Re: [Doxygen-develop] Adding of new (all) HTML entities? A oneline solution?

SourceForge Headquarters 225 Broadway Suite 1600 San Diego, CA 92101 +1 (858) 422-6466

>  -1 In the regex, there is [a-zA-Z0-9]{$} where $ is 1,2,3 or 4.
>       I think this means repeat $ times an alphanumeric value.
>       (I'm using Regular Expression syntax of Python 1.5, I hope
>       that's the sames rules Doxygen uses).
>
It is the regexp rules of flex you are using. Read the man-page for flex
for the full documentation of the regexp syntax available. Here is a short
snippet

PATTERNS
     The patterns in the input are written using an extended  set
     of regular expressions.  These are:

         x          match the character 'x'
         .          any character (byte) except newline
         [xyz]      a "character class"; in this case, the pattern
                      matches either an 'x', a 'y', or a 'z'
         [abj-oZ]   a "character class" with a range in it; matches
                      an 'a', a 'b', any letter from 'j' through 'o',
                      or a 'Z'
         [^A-Z]     a "negated character class", i.e., any character
                      but those in the class.  In this case, any
                      character EXCEPT an uppercase letter.
         [^A-Z\n]   any character EXCEPT an uppercase letter or
                      a newline
         r*         zero or more r's, where r is any regular expression
         r+         one or more r's
         r?         zero or one r's (that is, "an optional r")
         r{2,5}     anywhere from two to five r's
         r{2,}      two or more r's
         r{4}       exactly 4 r's
         {name}     the expansion of the "name" definition
                    (see above)
         "[xyz]\"foo"
                    the literal string: [xyz]"foo
         \X         if X is an 'a', 'b', 'f', 'n', 'r', 't', or 'v',
                      then the ANSI-C interpretation of \x.
                      Otherwise, a literal 'X' (used to escape
                      operators such as '*')
         \0         a NUL character (ASCII code 0)
         \123       the character with octal value 123
         \x2a       the character with hexadecimal value 2a
         (r)        match an r; parentheses are used to override
                      precedence (see below)

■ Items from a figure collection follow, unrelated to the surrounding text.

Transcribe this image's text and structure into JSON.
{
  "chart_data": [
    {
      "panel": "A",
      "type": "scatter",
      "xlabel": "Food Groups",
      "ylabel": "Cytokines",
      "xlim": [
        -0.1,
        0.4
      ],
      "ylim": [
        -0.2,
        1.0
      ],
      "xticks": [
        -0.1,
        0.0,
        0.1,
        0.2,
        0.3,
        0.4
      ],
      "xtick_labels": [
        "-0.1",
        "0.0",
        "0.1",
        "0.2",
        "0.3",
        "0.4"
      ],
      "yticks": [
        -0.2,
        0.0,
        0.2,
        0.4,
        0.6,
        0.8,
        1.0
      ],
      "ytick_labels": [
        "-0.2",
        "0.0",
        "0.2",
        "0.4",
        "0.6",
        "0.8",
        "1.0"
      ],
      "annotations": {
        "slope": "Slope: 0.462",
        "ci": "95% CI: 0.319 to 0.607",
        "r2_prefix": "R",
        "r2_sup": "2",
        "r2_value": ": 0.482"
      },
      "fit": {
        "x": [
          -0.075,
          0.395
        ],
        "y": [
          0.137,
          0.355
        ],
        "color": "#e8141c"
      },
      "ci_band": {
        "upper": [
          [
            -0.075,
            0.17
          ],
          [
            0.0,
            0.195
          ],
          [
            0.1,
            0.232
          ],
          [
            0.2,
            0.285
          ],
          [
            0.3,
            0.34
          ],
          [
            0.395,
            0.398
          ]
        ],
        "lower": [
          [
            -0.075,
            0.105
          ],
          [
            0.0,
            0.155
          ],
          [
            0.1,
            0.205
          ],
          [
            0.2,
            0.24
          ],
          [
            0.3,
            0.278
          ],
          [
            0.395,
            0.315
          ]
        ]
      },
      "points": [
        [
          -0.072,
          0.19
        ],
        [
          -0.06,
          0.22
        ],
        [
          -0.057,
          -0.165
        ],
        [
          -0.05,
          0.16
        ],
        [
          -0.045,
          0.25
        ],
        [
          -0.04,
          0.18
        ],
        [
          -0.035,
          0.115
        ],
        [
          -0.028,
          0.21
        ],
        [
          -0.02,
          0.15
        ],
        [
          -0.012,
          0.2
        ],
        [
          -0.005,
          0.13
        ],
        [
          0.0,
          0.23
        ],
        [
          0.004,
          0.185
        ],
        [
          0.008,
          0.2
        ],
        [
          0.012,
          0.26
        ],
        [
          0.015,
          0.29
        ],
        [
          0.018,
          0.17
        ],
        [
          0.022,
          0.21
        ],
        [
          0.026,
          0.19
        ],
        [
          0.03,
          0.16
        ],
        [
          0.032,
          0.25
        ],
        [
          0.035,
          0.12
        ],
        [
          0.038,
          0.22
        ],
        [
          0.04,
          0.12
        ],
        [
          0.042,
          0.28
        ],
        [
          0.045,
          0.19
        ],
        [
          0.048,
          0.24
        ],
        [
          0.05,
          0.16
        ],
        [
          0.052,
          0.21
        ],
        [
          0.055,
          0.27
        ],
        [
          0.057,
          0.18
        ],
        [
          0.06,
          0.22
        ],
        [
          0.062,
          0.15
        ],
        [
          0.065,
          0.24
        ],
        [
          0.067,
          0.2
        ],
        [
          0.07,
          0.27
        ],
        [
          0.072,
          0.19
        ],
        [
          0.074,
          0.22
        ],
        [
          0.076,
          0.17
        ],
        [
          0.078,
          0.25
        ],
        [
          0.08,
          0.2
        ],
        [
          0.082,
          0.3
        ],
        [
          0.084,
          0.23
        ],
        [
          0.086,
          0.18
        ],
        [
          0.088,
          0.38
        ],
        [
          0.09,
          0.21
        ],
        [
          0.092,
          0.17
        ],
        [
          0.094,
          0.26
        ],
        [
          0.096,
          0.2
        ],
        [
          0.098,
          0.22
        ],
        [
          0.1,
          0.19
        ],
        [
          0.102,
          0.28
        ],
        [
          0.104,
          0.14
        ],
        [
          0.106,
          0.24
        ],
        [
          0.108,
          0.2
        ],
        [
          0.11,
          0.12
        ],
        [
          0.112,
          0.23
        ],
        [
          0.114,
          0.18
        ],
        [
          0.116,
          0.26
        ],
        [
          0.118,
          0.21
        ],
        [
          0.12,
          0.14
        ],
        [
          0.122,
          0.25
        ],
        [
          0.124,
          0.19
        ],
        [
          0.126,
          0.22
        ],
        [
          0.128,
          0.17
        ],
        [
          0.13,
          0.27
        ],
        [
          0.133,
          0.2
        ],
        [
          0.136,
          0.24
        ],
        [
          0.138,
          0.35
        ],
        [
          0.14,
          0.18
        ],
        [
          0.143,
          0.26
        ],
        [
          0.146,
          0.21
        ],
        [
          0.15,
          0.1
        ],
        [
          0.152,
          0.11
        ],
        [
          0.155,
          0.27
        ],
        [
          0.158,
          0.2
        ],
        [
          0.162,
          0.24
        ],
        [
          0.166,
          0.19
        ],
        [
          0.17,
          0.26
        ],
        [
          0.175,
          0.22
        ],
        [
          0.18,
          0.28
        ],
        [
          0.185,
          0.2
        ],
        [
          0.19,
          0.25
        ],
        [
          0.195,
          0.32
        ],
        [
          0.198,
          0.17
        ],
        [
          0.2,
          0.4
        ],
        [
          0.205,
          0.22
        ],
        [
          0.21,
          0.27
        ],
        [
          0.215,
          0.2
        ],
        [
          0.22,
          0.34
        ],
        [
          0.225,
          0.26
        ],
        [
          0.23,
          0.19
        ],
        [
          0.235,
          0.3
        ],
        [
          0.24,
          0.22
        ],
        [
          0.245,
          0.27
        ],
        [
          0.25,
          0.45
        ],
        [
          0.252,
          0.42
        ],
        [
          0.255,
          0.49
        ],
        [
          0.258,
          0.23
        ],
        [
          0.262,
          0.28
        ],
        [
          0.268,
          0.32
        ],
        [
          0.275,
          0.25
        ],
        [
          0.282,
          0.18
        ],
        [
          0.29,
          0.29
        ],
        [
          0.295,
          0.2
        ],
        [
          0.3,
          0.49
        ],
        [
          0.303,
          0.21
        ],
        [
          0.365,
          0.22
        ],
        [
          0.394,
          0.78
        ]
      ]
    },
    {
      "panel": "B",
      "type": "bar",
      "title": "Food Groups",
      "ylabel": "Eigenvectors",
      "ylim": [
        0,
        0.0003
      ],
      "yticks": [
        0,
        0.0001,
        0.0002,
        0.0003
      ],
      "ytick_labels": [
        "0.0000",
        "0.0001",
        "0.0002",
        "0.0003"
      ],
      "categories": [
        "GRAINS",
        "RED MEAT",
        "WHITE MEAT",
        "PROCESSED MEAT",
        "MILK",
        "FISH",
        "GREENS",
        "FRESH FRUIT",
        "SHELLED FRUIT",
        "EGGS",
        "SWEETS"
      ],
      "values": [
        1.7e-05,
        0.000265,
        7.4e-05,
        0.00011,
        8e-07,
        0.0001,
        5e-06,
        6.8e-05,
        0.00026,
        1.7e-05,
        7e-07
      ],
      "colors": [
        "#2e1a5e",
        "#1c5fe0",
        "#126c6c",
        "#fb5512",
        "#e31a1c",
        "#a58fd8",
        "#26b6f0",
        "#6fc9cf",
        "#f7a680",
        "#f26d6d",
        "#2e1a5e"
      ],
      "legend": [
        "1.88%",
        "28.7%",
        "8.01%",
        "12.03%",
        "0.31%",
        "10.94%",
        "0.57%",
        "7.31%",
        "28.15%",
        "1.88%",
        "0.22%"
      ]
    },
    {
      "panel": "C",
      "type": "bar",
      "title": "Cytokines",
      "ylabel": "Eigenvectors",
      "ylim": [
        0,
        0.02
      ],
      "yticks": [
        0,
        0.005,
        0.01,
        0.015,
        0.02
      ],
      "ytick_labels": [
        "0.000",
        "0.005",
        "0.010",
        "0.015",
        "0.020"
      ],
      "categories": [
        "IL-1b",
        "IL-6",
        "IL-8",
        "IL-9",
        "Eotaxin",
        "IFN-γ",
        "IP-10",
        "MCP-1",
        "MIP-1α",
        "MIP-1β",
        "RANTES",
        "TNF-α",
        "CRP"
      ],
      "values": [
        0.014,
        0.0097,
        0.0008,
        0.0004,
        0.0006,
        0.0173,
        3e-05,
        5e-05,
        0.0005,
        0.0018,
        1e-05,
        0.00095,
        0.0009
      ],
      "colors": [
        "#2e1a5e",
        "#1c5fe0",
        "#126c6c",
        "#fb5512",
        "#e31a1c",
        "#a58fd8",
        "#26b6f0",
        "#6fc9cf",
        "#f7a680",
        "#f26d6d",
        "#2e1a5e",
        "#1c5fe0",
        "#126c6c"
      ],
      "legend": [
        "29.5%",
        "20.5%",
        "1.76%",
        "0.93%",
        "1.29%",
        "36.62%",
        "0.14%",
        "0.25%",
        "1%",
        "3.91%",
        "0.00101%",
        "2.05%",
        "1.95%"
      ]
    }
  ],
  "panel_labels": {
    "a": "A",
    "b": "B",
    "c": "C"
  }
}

(this is only a part of the regular expressions available)

But I think that you can use the {$} syntax if I understand the above text
correctly. :)

> By longest matching, you certainly means the more restrictive, the more
> precise. So I think this will work.I will provide changes soon.
> 
Yes. :)

> Sorry for newbie questions. I just wanted to help a little (for my needs
> first), I'm simply maintainer of the French location of Doxygen. :-)
> [...]
> 
Aren't we all newbies? ;)

If you add the '-r' switch to flex when it generates the C-source code it
will insert debug printouts, giving verbose information about what happens
when it parses the text.

Also, the default behaviour of flex is to print everything it can't match
to stdout (this is the default rule which is always active). However, the
flex code in doc.l (and scanner.l) has defined a rule which overrides the
default rule which silently ignores text it can't match. If you modify the
"match-all" rule so it looks like this

<*>.                                    { ECHO; }

you will "restore" the default behaviour (I think).

/John